Por: Maximiliano Catalisano

Hay algo que no se enseña en los manuales y que, sin embargo, tiene un impacto enorme en el día a día escolar: el clima del aula. Ese ambiente que se construye entre docentes y estudiantes puede marcar la diferencia entre una jornada tensa o una jornada productiva. Cuidarlo no requiere grandes acciones ni discursos solemnes. A veces, son los gestos cotidianos, las palabras elegidas, el tono de voz o la mirada que acompaña lo que transforma por completo una clase.

Una buena manera de comenzar es revisando nuestras rutinas. Saludar a cada estudiante al entrar, preguntar cómo están o simplemente mencionar algo positivo del día anterior ayuda a que se sientan reconocidos. Esta conexión inicial puede descomprimir tensiones y abrir la puerta al aprendizaje desde otro lugar.
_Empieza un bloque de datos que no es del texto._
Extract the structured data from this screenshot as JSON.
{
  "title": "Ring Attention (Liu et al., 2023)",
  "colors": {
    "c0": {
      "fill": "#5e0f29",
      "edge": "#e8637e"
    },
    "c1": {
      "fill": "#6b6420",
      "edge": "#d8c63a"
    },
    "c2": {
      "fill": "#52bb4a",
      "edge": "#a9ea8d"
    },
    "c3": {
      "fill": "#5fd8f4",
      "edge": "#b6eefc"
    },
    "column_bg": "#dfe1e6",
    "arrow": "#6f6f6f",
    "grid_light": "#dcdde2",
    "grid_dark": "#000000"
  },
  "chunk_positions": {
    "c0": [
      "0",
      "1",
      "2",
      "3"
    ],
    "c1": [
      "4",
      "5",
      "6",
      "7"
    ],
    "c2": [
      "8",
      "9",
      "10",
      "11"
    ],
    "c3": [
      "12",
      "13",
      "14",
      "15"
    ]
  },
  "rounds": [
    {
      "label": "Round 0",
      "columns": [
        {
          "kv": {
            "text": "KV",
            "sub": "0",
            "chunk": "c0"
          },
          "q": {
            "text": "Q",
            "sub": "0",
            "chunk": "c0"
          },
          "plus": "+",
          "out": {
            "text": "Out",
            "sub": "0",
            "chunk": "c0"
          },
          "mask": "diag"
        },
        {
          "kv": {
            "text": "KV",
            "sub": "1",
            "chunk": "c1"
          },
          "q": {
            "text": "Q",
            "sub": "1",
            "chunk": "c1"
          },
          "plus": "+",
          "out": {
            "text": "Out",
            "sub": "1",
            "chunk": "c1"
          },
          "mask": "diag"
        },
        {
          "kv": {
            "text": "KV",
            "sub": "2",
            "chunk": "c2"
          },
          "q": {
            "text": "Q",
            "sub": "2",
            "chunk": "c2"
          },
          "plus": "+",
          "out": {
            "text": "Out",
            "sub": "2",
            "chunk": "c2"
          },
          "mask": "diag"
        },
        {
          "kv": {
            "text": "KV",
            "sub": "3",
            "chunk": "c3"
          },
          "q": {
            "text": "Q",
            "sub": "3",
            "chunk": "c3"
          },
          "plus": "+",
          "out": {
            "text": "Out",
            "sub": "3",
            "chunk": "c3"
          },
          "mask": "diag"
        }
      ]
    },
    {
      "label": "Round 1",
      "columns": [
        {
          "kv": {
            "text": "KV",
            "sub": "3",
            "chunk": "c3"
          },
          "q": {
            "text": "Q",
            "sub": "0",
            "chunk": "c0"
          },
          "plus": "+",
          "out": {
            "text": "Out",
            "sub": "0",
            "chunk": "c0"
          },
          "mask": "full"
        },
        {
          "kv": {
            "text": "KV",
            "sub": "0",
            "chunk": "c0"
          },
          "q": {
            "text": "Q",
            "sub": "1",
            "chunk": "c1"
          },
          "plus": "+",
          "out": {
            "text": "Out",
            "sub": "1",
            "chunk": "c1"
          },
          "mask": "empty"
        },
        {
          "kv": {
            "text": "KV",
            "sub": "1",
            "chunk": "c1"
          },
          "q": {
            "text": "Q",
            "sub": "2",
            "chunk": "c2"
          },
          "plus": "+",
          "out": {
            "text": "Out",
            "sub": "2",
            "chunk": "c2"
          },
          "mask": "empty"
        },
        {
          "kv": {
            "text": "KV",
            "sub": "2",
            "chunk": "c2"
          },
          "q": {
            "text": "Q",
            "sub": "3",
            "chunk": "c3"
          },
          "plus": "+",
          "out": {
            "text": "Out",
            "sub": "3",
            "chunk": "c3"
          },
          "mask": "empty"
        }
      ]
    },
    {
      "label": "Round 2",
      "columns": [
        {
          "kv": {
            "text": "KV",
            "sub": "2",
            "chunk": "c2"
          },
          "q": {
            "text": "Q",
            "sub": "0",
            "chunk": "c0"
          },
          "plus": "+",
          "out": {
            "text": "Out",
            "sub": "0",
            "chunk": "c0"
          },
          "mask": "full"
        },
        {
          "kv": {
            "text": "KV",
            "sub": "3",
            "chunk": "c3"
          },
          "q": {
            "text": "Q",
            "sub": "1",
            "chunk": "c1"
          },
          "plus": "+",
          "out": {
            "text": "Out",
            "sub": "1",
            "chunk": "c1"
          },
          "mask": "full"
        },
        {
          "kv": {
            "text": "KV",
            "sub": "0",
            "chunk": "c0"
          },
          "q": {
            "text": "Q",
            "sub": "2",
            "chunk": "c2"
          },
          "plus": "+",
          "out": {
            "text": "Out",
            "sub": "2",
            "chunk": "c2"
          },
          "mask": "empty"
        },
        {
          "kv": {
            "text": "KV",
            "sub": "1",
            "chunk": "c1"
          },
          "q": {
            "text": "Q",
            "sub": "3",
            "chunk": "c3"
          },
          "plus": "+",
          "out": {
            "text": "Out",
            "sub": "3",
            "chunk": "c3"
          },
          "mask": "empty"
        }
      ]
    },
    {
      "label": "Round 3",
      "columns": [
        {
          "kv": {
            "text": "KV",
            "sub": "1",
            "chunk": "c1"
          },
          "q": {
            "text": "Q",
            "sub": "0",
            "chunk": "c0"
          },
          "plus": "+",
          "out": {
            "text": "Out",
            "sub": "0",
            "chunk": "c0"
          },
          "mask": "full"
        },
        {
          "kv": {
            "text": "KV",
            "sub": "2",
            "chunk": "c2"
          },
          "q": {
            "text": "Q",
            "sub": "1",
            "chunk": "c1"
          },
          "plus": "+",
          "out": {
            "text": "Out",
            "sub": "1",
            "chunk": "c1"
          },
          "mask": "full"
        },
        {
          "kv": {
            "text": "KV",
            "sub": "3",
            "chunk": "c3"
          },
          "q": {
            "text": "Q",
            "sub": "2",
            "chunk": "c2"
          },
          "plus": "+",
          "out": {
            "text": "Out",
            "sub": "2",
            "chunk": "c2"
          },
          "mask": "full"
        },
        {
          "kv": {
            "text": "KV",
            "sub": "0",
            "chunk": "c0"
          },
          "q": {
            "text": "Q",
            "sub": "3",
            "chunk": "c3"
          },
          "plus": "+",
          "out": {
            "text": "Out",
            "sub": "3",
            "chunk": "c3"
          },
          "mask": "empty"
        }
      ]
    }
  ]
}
También es importante generar espacios donde los chicos y chicas se sientan escuchados. No se trata de dedicar largos tiempos al diálogo, sino de habilitar momentos breves para expresar cómo se sienten o qué les pasa. Esto permite que las emociones no se acumulen y que el aula funcione también como un espacio de contención.

La organización del tiempo y del espacio también colabora. Tener consignas claras, rutinas predecibles y un ambiente cuidado reduce la ansiedad. Lo mismo ocurre cuando los acuerdos de convivencia son construidos colectivamente y revisados con frecuencia. La sensación de justicia cotidiana, del trato respetuoso, se vuelve más sólida cuando todos sienten que sus voces valen.

En las situaciones de conflicto, la intervención del docente es clave, pero no siempre tiene que ser punitiva. A veces alcanza con una charla breve, con ofrecer otra oportunidad o con invitar a pensar juntos cómo resolver un desacuerdo. Estas acciones fortalecen los vínculos sin generar temor, y enseñan modos más saludables de relacionarse.

El clima del aula no se cuida una sola vez. Es un trabajo diario, silencioso y muchas veces invisible, pero que se refleja en la forma en que los estudiantes participan, se expresan, se animan a preguntar o a equivocarse. Cuando hay confianza, respeto y alegría, el aprendizaje se da con más naturalidad.

No hace falta cambiar todo de golpe. Basta con empezar por algo pequeño y sostenerlo. Con el tiempo, esos gestos diarios se convierten en la base de una convivencia sana, donde todos se sienten parte.